The brothers after some apprehension agreed to let Kroc be the one to start opening new stores. Kroc writes: “When I flew back to Chicago that fateful day in 1954, I had a freshly signed contract with the McDonald brothers in my briefcase. I was a battle-scarred veteran of the business wars, but I was still eager to go into action. I was 52 years old. I had diabetes and incipient arthritis. I had lost my gall bladder and most of my thyroid gland in earlier campaigns. But I was convinced that the best was still ahead of me. I was still green and growing.”

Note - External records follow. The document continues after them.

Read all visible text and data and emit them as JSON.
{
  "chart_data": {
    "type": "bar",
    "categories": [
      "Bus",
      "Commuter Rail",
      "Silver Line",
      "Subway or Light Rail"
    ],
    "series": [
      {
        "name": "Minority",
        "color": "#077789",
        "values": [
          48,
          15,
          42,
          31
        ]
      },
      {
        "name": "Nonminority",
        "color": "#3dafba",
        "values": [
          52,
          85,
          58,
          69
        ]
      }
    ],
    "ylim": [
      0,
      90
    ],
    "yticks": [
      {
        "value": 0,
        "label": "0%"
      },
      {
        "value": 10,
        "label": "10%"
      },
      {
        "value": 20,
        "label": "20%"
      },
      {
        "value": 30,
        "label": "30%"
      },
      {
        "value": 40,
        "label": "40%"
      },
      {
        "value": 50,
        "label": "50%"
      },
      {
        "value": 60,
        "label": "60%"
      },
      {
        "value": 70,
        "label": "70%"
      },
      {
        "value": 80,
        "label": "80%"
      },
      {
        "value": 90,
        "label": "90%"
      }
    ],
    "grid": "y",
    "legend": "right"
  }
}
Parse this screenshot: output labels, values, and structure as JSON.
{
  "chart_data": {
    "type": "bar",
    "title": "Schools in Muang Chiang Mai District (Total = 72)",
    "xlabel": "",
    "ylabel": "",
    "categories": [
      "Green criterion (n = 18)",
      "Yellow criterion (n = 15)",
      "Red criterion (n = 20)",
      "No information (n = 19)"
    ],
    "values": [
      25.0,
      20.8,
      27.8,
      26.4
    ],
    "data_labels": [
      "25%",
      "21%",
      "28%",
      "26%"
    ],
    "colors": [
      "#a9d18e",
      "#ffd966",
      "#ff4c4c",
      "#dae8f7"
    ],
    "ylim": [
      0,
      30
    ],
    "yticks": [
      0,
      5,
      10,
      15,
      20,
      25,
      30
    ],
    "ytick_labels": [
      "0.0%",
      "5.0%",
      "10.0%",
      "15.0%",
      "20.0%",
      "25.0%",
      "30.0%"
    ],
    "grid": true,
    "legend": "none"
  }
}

The success of McDonalds hinged on three very simple principles which Kroc employed effectively, the first of which was assembly line production. The first well-known implementation of this was by Henry Ford in his making of the Model T. As a result of developments in this method, Ford's cars came off the line in three minute intervals. It is therefore no surprise that Kroc moulded this idea into an efficiency tool in the food industry.

The second principle being a quality french fry, which he found to be less straight forward than you might imagine. When setting up his first McDonald’s restaurant Kroc discovered after following the McDonald brothers’ recipe step by step a “perfectly fine looking, golden brown potato that snuggled up against the palate with a taste like… well, like mush.” He consulted with the ‘Potato and Onion Association’, as we all would have done I am sure. At first they were baffled, but soon discovered how potatoes improve in flavour as they dry out after being dug, leading Kroc to devise a curing system of his own.

The third and final principle was a solid franchise model, creating a culture of small businessmen, many of whom operated several McDonald’s at once. Each franchisee pays a percentage of its gross sales to the McDonald’s corporation. The percentage was 1.9% when McDonald’s started, and by the time Kroc was writing his autobiography, which was 1977, it was 11.9%.

Kroc said that it would usually take less than two years for a site to be made available for the applicant. The applicant would then have to do another 500 hours working in a McDonald’s restaurant. Then they attended Hamburger University where “we award them a Bachelor of Hamburgerology degree with a minor in french fries.”

Despite having a very friendly and humorous writing style, one gets the feeling that Kroc is a ruthless businessman and possibly one you would not like to cross. He looked after loyal workers but had no issues in cutting ties with past friends who turned against him in business, or for that matter, wives who were surplus to requirements. Writing of a man who attempted to steal one o f his paper cup money making schemes “I couldn’t listen for a moment when he called later to plead for a chance to get into McDonald’s. A good executive does not like mistakes. He will allow his subordinates an honest mistake once in a while, but he will never condone or forgive dishonesty”.

There is a lot to be learned from his considered, calculated, but at times callous operating style. I would, however, love to read the accounts of his life from the perspective of those he has crossed. I suspect it would paint a far less glamorous picture.

The JM Finn book club, consisting of a dozen or so investment professionals across the firm, was conceived in 2017 with the hope being that, month by month, some of the wisdom of investing gurus such as Warren Buffet, Charlie Munger, and Mohnish Pabrai, might rub off on their eager selves.